Make a list of your personal, caregiving, family and work obligations. Let go of less important commitments wherever you can. Remember to always put time aside for yourself, whether it is to work out or to relax in the bathtub.
Establish Open Communications with The Doctor
Make sure you are aware of all your loved one's medical conditions. If you do not understand something ask their doctor for clarification. Don’t settle with just any physician. It is your right to have a physician who is sensitive to your needs and takes the time to answer all your questions.
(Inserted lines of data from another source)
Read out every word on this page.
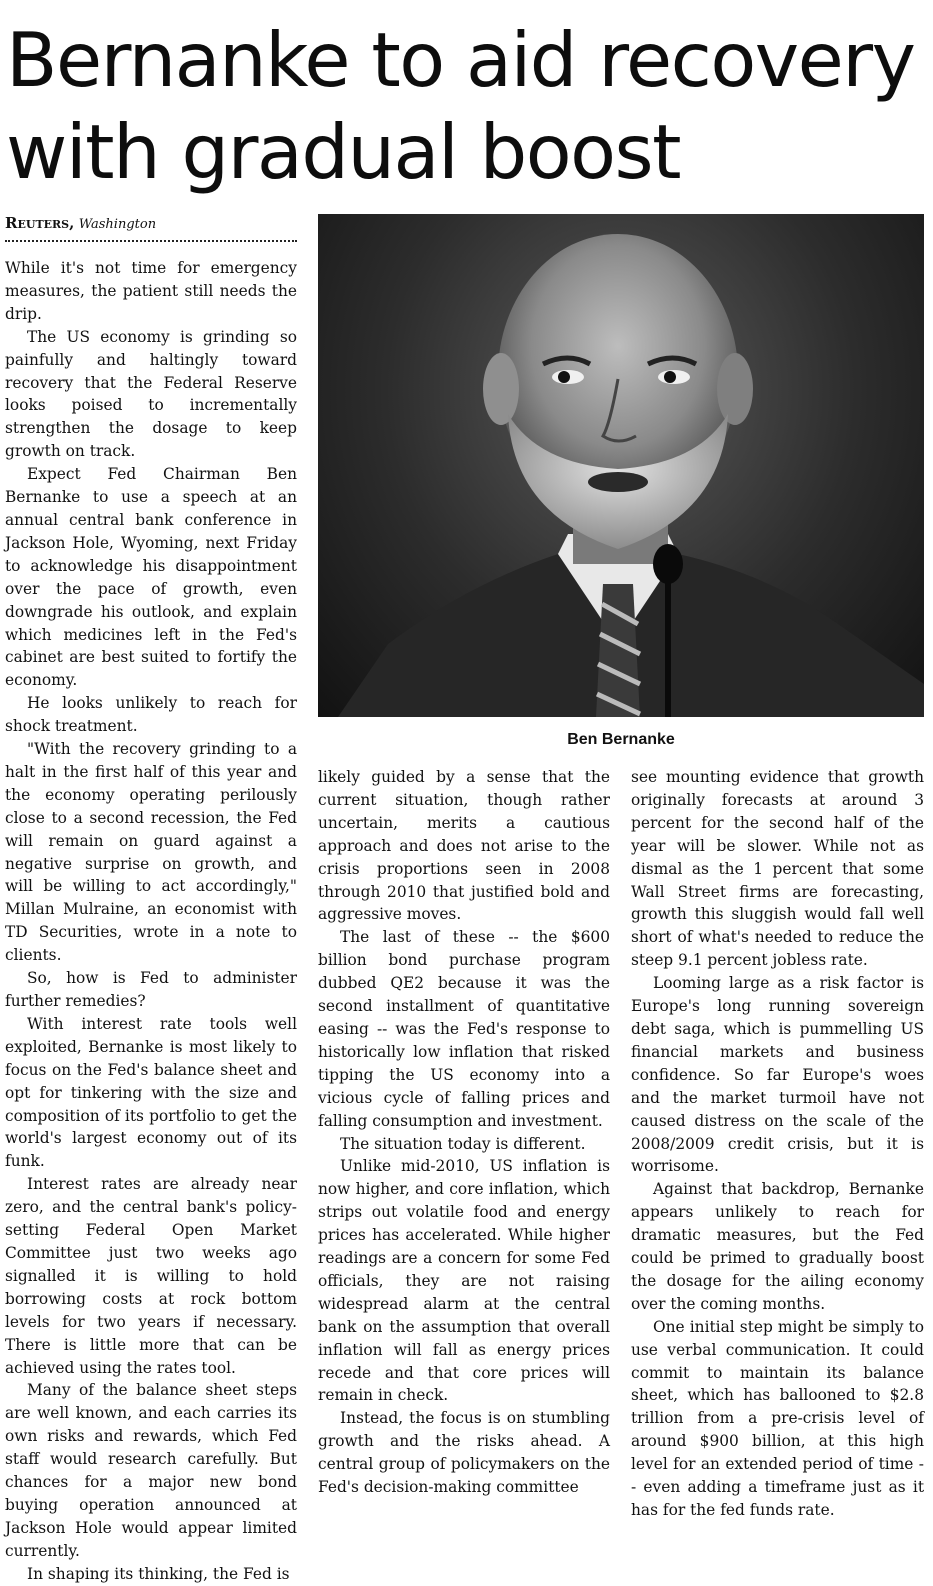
Bernanke to aid recovery
with gradual boost
Reuters, Washington
Ben Bernanke

While it's not time for emergency measures, the patient still needs the drip.

The US economy is grinding so painfully and haltingly toward recovery that the Federal Reserve looks poised to incrementally strengthen the dosage to keep growth on track.

Expect Fed Chairman Ben Bernanke to use a speech at an annual central bank conference in Jackson Hole, Wyoming, next Friday to acknowledge his disappointment over the pace of growth, even downgrade his outlook, and explain which medicines left in the Fed's cabinet are best suited to fortify the economy.

He looks unlikely to reach for shock treatment.

"With the recovery grinding to a halt in the first half of this year and the economy operating perilously close to a second recession, the Fed will remain on guard against a negative surprise on growth, and will be willing to act accordingly," Millan Mulraine, an economist with TD Securities, wrote in a note to clients.

So, how is Fed to administer further remedies?

With interest rate tools well exploited, Bernanke is most likely to focus on the Fed's balance sheet and opt for tinkering with the size and composition of its portfolio to get the world's largest economy out of its funk.

Interest rates are already near zero, and the central bank's policy-setting Federal Open Market Committee just two weeks ago signalled it is willing to hold borrowing costs at rock bottom levels for two years if necessary. There is little more that can be achieved using the rates tool.

Many of the balance sheet steps are well known, and each carries its own risks and rewards, which Fed staff would research carefully. But chances for a major new bond buying operation announced at Jackson Hole would appear limited currently.

In shaping its thinking, the Fed is

likely guided by a sense that the current situation, though rather uncertain, merits a cautious approach and does not arise to the crisis proportions seen in 2008 through 2010 that justified bold and aggressive moves.

The last of these -- the $600 billion bond purchase program dubbed QE2 because it was the second installment of quantitative easing -- was the Fed's response to historically low inflation that risked tipping the US economy into a vicious cycle of falling prices and falling consumption and investment.

The situation today is different.

Unlike mid-2010, US inflation is now higher, and core inflation, which strips out volatile food and energy prices has accelerated. While higher readings are a concern for some Fed officials, they are not raising widespread alarm at the central bank on the assumption that overall inflation will fall as energy prices recede and that core prices will remain in check.

Instead, the focus is on stumbling growth and the risks ahead. A central group of policymakers on the Fed's decision-making committee

see mounting evidence that growth originally forecasts at around 3 percent for the second half of the year will be slower. While not as dismal as the 1 percent that some Wall Street firms are forecasting, growth this sluggish would fall well short of what's needed to reduce the steep 9.1 percent jobless rate.

Looming large as a risk factor is Europe's long running sovereign debt saga, which is pummelling US financial markets and business confidence. So far Europe's woes and the market turmoil have not caused distress on the scale of the 2008/2009 credit crisis, but it is worrisome.

Against that backdrop, Bernanke appears unlikely to reach for dramatic measures, but the Fed could be primed to gradually boost the dosage for the ailing economy over the coming months.

One initial step might be simply to use verbal communication. It could commit to maintain its balance sheet, which has ballooned to $2.8 trillion from a pre-crisis level of around $900 billion, at this high level for an extended period of time -- even adding a timeframe just as it has for the fed funds rate.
Identifying Your Options for Assistance
Whether you are on your own or have help from family, sooner or later you will be looking for outside help. If you or your loved one are 60 years of age or older you may qualify for programs that offer occasional in-home or overnight respite services for the care recipient so the caregiver can take a break. If you are interested or would like more information please call 269.441.0920.
Find a Local Support Group
There is nothing better than talking with other people who are going through the same things you are. Find a local support group that can help you cope with your stress on a day to day basis. Anne Clark of Senior Health Partners facilitates a Caregiver Support Group on the 2nd Tuesday of every month at 10 a.m. at the Battle Creek Family YMCA. For more information call 269.441.0920.
Advance planning can focus on issues such as declining health and long-term care, living arrangements, financial and legal issues, end-of-life decisions, and death and funeral arrangements. Planning for the future helps reduce heartache, increases your understanding about your loved one's wishes, makes decisions easier in difficult times, and will help with any disagreements with other family members.
There are no perfect or easy answers. There are no ready-made solutions. Every caregiving situation is unique. Although it may seem like you are alone, you are not, and there are always options out there for you.